O homem que anda de ponta-cabeça
Deu no jornal (as notícias estranhas estão sempre a postos quando andamos desanimados para os assuntos): Dirar Abohou, um etíope de 32 anos, passa seis horas por dia, três de manhã, três à tarde, de cabeça pra baixo. Ou de ponta-cabeça, como diz a matéria, e eu que pensava que era um termo usado só na minha terra. Dizemos também plantar bananeira, e não me peçam para explicar o sentido da expressão, já que não parece haver algum: duvido que bananeiras sejam plantadas numa posição tão desconfortável.
Tampouco pensem que ele passa todo esse tempo parado, só espiando o mundo de seu ângulo particular. Não: o moço atravessa calçadas, ruas e pontes, sobe e desce escadas, escova os dentes, dança, se bobear até prepara o almoço, faz a barba e amor. Um espanto mesmo.
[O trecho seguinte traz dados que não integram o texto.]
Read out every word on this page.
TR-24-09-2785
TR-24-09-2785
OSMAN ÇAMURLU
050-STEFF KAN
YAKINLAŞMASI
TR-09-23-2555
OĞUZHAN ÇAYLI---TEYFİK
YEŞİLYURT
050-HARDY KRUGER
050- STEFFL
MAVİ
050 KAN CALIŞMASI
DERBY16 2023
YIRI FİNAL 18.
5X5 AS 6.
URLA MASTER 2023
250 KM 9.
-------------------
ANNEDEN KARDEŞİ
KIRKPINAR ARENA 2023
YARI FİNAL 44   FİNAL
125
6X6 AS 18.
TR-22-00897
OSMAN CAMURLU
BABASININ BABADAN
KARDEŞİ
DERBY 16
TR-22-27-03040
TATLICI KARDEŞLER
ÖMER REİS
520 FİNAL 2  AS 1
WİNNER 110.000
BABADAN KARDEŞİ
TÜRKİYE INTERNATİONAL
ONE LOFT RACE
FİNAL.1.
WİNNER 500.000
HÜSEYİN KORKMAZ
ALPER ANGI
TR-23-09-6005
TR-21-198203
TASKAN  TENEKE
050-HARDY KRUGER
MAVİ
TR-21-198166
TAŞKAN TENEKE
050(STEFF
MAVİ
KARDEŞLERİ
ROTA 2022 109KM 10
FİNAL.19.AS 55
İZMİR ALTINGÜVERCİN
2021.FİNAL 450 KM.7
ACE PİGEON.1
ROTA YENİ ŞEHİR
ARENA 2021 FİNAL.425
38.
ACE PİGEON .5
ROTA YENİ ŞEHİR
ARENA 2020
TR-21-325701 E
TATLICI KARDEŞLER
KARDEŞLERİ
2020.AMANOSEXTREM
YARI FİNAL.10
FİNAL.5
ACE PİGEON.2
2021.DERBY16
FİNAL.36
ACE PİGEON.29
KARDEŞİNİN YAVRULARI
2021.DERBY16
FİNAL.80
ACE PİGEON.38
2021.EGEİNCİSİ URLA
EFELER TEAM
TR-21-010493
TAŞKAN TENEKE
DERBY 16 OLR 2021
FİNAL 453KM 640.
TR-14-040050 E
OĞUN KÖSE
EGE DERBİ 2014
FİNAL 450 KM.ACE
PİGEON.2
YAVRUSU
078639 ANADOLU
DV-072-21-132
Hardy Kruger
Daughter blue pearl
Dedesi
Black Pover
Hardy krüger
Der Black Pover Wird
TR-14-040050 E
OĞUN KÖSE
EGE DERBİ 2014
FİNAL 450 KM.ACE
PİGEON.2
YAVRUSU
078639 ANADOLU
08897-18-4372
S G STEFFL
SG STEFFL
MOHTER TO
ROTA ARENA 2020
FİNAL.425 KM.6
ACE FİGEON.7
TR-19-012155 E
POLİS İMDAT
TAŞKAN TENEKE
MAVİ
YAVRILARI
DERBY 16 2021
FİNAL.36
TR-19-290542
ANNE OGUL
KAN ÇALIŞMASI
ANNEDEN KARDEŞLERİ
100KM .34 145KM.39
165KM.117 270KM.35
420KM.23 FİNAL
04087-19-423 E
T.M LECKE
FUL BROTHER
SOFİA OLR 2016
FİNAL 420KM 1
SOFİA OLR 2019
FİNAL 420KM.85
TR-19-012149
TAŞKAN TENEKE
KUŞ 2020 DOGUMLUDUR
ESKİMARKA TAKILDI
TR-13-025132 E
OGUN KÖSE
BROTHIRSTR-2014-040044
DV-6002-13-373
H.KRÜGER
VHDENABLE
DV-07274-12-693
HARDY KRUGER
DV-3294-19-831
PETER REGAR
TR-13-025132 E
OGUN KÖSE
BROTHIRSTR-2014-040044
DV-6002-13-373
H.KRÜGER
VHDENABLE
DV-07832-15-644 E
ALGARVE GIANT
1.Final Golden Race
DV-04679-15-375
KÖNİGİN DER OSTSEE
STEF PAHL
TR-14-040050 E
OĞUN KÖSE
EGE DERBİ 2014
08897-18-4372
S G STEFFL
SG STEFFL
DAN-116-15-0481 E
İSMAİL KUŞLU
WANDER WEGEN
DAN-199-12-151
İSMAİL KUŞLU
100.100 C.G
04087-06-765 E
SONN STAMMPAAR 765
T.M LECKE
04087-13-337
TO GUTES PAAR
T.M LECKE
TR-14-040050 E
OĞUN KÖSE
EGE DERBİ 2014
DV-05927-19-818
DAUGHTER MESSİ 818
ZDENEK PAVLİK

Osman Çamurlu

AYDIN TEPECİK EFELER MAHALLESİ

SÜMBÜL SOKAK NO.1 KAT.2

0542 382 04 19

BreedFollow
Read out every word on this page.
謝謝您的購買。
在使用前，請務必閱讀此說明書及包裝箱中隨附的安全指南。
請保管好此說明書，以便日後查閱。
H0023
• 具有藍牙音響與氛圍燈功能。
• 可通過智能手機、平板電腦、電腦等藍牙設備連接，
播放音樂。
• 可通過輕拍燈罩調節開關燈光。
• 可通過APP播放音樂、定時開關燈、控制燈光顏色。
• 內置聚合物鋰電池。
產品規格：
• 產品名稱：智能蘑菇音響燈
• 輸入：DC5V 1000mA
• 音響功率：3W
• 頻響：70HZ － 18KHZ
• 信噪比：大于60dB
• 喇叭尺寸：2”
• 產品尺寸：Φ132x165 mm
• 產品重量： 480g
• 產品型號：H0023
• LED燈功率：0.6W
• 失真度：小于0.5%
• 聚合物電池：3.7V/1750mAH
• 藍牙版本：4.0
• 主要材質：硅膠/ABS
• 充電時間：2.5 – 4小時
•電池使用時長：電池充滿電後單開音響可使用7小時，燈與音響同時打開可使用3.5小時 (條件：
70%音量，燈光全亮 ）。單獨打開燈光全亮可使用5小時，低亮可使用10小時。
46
A matéria não esclarece se Dirar joga bola como qualquer pessoa ou se o faz de cabeça pra baixo, o que traria dificuldades para narrar seus lances: quando ele cabeceia, na verdade está chutando, já que usa os pés? E quando pimba na gorduchinha, chuta com as mãos, o que é falta merecedora de cartão amarelo? Não sei por que os repórteres não se preocuparam em esclarecer questões tão obviamente preocupantes.
Dirar começou a caminhar dessa maneira quando tinha 9 anos. A molecada começou a incentivá-lo, ele viu que ganhava a atenção e simpatia da escola, do bairro e das meninas (o que um homem não faz para chamar a atenção de uma mulher). Seu sonho é entrar para o Guinness Book of Records (não creio haver competidores). Só sua mãe nunca aprovou sua opção por um mundo onde céu é chão e chão, nuvem. “Tenho medo de que meu filho torça o pescoço ou caia pela montanha quando estiver sozinho”. Justa aflição de mãe que se preocupa com o filho, nisso as coisas não parecem estar de cabeça para baixo.
Para Dirar, toda conversa é ao pé do ouvido. Terra e mar vivem se misturando. Dificuldade é bater continência e a autoridade não achar que ele está faltando com o respeito. Dirar talvez se apaixone mais pelos dedos que pelos olhos e perceba mais as frieiras que as caspas. Ou seja: depois de ganhar todas as maratonas mundo afora, agora um etíope subverte também a pose dessa irrequieta raça humana. Taí um povo que é chegado em desafiar nosso tempo.
E neste mundo de muita confusão e pouco se entender, quem sabe Dirar seja o único ser humano a achar que ao menos seis horas por dia tudo está em seu devido lugar. Na sua inusitada visão, talvez veja sentido nas estranhezas todas e por isso insista em ficar cada vez mais nessa posição.
Veja o boleto do condomínio que me acaba de chegar, por exemplo: esse valor não tem o menor cabimento. Está alto feito o céu, golpe baixo como o chão. O Brasil está de pernas para o ar. De cabeça pra baixo. De ponta-cabeça. Plantando bananeira. Ah, sei lá, perguntem ao Dirar.